10 Lug Domenica Quattordicesima. Marco 6, 1-6
Quando Gesù arriva a Nazareth in compagnia dei suoi discepoli, i suoi vicini restano sorpresi da due cose: la sapienza del suo cuore e la forza di guarigione delle sue mani. Era quello che più attraeva la gente. Gesù non era un pensatore che spiegava una dottrina, ma un sapiente che comunicava la propria esperienza di Dio e insegnava a vivere sotto il segno dell’amore. E’ un guaritore che guarisce la vita e dà sollievo alla sofferenza.
Tuttavia, le persone di Nazareth non lo accettano. Si oppongono alla sua presenza con ogni tipo di domande, sospetti e gelosie. Non si lasciano educare dalla sua sapienza. Gesù non può essere compreso dall’esterno. Si deve entrare in contatto con lui. Lasciare che ci insegni cose tanto decisive come la gioia di vivere, la compassione o la volontà di creare un mondo più giusto. Lasciare che ci aiuti a vivere alla presenza amichevole e vicina di Dio. Quando uno si avvicina a Gesù, non si sente attratto da una dottrina, ma invitato a vivere in modo nuovo.
Il cristiano oggi ha impoverito la sua esistenza credendo che quello razionale sia l’unico pensiero valido e definitivo, ed è divenuto interiormente cieco per poter cogliere la cosa più essenziale. Ha sviluppato in maniera insospettata le sue tecniche di osservazione e di analisi della realtà, ma ha perso il senso del trascendente.
L’umanità ha bisogno di ritrovare la sua «patria religiosa». Urge una «trasformazione della coscienza».
La vita di un cristiano comincia a cambiare il giorno in cui scopre che Gesù è qualcuno che gli può insegnare a vivere. Per molti Gesù si è trasformato in un personaggio che credono di conoscere da piccoli, mentre in realtà continua a essere per molti il «grande sconosciuto». Un Gesù senza consistenza reale, incapace di animare la loro esistenza quotidiana.
E, tuttavia, questo Gesù, se meglio conosciuto e più fedelmente seguito, potrebbe trasformare la nostra vita. Non come il lontano maestro che ha lasciato all’umanità un’eredità di meravigliosa sapienza, ma come qualcuno che è vivo e che, dal fondo del nostro essere, ci accompagna con pazienza, comprensione e tenerezza.

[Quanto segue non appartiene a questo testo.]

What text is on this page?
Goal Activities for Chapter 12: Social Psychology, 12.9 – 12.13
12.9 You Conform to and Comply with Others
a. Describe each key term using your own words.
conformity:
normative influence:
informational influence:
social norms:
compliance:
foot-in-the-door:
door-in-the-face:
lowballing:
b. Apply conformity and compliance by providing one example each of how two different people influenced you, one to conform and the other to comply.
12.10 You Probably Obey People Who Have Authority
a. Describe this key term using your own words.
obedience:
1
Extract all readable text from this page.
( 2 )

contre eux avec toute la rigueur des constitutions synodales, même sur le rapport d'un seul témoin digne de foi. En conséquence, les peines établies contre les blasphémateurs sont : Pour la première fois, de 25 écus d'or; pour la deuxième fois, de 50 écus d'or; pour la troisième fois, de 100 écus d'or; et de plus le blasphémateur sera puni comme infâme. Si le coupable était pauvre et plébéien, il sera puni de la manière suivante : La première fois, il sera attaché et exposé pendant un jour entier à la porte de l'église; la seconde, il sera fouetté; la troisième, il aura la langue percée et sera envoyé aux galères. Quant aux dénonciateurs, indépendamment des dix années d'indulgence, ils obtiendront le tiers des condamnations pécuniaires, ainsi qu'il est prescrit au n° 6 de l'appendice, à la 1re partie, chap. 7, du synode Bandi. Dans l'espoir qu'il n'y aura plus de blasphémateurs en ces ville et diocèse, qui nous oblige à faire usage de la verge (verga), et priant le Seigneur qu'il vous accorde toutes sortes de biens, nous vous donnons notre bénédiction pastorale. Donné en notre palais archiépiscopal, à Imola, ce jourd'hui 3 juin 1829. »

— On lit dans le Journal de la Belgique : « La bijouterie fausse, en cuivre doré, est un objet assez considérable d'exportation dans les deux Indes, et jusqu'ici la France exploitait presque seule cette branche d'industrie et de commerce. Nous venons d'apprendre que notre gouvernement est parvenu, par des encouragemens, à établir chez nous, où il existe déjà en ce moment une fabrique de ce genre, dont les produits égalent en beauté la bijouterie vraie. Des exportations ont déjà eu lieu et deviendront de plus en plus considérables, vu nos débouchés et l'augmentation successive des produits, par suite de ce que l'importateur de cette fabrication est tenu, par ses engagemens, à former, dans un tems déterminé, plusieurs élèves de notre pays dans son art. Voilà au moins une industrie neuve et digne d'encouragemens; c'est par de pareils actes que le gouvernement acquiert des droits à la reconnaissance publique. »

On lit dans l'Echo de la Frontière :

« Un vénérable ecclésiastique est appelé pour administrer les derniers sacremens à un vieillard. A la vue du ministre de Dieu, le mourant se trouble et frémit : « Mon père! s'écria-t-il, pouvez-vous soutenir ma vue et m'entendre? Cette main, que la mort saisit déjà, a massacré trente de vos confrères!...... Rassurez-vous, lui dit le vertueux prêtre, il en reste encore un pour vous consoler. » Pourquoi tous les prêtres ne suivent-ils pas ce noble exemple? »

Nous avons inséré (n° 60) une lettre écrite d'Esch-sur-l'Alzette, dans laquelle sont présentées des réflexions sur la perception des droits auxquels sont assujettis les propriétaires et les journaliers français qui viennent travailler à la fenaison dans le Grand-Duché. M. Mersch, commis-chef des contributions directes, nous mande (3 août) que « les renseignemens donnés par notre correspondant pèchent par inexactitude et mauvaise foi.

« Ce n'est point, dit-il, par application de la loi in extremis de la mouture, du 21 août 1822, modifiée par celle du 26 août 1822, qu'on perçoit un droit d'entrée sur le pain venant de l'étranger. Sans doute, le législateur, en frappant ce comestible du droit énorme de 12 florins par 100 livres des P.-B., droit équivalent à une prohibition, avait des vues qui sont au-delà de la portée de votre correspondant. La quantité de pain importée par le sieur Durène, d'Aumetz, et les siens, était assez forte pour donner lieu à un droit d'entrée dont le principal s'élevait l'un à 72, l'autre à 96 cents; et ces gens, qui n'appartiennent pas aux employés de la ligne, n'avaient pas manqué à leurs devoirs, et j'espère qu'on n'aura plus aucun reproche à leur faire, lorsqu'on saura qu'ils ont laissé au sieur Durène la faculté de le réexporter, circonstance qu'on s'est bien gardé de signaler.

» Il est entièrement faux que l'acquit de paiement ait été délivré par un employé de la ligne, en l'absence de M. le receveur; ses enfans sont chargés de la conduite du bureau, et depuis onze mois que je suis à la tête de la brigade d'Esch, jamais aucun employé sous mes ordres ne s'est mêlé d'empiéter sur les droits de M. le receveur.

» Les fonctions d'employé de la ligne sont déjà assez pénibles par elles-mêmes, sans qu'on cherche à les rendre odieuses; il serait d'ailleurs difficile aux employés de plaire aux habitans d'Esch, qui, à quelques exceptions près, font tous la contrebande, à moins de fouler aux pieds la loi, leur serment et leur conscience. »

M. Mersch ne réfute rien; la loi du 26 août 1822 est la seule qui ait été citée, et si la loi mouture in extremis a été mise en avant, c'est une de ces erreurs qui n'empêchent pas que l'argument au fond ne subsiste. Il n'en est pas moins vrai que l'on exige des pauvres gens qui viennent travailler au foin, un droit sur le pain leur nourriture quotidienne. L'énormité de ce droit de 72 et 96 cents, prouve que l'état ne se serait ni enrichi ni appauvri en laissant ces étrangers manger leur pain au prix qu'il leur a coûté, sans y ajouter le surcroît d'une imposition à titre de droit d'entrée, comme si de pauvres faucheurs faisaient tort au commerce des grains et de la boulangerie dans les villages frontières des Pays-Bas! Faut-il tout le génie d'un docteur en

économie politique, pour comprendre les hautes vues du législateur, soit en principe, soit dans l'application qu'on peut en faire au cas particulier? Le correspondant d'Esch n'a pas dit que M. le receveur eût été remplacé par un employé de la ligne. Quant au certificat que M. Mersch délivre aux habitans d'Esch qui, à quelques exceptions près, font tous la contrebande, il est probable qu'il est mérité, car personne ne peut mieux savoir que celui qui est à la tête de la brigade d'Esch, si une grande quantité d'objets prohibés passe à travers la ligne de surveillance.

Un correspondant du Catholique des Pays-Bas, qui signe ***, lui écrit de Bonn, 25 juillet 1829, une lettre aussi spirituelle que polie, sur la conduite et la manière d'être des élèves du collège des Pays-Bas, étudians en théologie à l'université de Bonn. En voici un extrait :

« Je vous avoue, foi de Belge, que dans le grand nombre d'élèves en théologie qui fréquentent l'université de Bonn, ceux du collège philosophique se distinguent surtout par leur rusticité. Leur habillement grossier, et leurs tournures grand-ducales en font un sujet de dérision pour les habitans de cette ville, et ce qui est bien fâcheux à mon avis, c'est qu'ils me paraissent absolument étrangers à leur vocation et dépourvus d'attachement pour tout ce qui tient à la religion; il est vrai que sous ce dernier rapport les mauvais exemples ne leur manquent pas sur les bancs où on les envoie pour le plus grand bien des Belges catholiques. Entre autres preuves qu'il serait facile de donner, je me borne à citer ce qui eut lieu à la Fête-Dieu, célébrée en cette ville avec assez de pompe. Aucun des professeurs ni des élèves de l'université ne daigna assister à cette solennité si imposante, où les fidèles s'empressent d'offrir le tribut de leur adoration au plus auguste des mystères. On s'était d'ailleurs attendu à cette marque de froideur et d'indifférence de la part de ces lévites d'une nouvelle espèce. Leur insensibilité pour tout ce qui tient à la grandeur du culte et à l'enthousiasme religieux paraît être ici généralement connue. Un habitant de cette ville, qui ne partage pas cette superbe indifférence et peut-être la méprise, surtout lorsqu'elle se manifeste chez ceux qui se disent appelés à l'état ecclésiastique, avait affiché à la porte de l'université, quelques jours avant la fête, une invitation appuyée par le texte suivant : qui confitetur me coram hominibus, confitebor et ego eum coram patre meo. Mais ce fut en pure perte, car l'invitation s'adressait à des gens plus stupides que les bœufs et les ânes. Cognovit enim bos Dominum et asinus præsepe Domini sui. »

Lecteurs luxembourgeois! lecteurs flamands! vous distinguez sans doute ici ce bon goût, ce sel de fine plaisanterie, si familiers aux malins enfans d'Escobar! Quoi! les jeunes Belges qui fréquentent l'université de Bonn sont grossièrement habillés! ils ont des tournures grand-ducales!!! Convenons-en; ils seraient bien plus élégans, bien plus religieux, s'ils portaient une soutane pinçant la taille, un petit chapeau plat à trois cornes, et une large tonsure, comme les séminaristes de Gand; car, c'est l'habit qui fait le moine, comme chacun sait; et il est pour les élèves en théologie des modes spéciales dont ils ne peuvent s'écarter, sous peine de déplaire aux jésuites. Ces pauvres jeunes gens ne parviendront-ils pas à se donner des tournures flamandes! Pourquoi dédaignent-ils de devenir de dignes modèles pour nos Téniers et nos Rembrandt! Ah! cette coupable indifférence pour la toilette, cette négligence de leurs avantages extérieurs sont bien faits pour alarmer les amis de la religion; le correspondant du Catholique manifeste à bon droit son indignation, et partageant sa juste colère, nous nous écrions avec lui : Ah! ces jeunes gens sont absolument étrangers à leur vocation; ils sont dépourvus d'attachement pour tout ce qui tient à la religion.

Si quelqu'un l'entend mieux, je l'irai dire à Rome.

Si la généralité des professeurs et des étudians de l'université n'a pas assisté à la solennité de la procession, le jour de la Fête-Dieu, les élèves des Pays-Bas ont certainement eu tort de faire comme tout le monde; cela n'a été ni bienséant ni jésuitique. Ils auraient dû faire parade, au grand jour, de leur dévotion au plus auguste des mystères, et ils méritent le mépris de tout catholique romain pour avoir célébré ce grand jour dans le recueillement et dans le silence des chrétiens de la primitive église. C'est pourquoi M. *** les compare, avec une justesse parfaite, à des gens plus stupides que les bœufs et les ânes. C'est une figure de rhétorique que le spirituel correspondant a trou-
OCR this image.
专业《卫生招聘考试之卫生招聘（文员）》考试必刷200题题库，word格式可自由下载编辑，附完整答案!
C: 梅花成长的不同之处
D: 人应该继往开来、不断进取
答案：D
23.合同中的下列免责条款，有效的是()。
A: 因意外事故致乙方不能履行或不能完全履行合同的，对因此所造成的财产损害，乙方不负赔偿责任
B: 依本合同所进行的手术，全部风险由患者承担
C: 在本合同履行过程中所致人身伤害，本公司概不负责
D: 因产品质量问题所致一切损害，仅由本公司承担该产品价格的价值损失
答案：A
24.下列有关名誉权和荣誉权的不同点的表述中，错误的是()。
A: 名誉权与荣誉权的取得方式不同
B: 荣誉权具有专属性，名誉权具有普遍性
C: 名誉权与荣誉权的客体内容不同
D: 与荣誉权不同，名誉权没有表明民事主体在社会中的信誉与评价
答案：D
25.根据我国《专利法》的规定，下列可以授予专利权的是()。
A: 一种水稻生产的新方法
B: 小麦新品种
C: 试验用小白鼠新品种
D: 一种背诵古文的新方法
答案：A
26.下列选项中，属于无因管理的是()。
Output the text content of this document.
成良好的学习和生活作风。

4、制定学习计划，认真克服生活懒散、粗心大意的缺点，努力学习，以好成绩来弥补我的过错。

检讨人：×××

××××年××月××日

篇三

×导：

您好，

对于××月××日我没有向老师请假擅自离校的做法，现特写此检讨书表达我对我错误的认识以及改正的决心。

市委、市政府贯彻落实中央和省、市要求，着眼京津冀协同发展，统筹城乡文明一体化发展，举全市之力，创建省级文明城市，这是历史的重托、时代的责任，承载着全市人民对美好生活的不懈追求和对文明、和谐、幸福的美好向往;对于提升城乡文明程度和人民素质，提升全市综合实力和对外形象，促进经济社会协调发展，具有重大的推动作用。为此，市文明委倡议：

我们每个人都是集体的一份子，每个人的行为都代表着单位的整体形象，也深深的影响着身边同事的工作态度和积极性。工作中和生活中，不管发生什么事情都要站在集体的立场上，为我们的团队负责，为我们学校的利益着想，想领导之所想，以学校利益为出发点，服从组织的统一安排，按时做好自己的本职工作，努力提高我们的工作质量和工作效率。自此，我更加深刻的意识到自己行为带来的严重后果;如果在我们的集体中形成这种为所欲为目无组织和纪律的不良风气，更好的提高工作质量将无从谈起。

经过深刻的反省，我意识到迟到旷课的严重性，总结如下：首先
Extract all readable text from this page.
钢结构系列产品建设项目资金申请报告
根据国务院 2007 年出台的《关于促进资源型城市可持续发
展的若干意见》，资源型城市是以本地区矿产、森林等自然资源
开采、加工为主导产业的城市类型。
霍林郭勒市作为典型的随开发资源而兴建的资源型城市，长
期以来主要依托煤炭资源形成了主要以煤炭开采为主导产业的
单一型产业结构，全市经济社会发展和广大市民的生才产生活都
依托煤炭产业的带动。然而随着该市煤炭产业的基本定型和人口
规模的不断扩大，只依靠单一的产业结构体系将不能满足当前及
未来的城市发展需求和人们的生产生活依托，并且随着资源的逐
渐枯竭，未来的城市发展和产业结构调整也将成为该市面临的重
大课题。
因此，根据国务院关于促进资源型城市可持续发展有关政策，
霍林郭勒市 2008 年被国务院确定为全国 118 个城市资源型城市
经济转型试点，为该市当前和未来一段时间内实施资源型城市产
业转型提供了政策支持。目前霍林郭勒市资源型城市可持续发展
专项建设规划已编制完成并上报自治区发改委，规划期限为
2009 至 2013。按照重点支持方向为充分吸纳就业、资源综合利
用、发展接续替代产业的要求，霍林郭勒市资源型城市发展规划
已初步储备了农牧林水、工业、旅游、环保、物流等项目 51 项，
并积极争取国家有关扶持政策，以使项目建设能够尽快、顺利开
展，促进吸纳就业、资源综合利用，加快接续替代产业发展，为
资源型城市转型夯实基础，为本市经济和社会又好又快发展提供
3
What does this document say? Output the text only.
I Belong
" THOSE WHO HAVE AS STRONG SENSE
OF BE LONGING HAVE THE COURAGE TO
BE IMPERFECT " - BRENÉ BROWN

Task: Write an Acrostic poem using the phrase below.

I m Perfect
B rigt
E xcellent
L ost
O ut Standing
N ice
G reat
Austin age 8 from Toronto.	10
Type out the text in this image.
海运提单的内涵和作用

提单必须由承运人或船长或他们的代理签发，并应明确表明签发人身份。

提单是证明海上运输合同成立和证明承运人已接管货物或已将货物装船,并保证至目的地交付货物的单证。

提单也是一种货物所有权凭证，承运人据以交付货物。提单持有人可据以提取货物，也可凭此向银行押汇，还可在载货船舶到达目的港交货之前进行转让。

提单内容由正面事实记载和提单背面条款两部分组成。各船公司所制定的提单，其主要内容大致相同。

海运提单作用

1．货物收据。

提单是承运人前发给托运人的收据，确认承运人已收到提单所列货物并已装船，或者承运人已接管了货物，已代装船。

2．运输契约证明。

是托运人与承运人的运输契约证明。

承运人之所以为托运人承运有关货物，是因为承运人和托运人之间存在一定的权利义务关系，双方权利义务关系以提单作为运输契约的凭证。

Il nostro cuore è disperso, affannato, tutto immerso nelle apparenze, nella utilità ed efficacia dei nostri progetti di vita. Anche per noi Cristo può diventare uno straniero Maritain diceva: «A che servono coloro che preferiscono l’attività, e si immaginano di poter conquistare il mondo con le loro imprese? Che fanno? Poco più che nulla, spesso assolutamente nulla, a volte anche del male». E concludeva: «La “via mista” non è quella ove l’azione si allontana dalla contemplazione, ma quella ove la contemplazione stessa sovrabbonda in azione. Dom Chautard, sintetizza: «Una pausa di vera adorazione ha maggior valore e frutto spirituale della più intensa attività. Gesù parla sempre con autorità, ma sa esprimere cose elevate con un linguaggio concreto. È povero ma non è un asceta: conduce vita ordinaria. Rispetta i riti ufficiali, ma sa essere anticonformista. Non scende a compromessi con il male, e tuttavia è misericordioso con coloro che sbagliano. Chiama all’amore di Dio. È un uomo unico: totalmente servo e totalmente signore. È venuto “a portare il fuoco sulla terra” ed effonde dalla sua persona il fervore di una nuova creazione. Non si può mai conoscere Cristo solo teoricamente, con grande dottrina, senza averlo incontrato mai. Fa parte integrante del conoscerlo il camminare insieme con lui, l’entrare nei suoi sentimenti.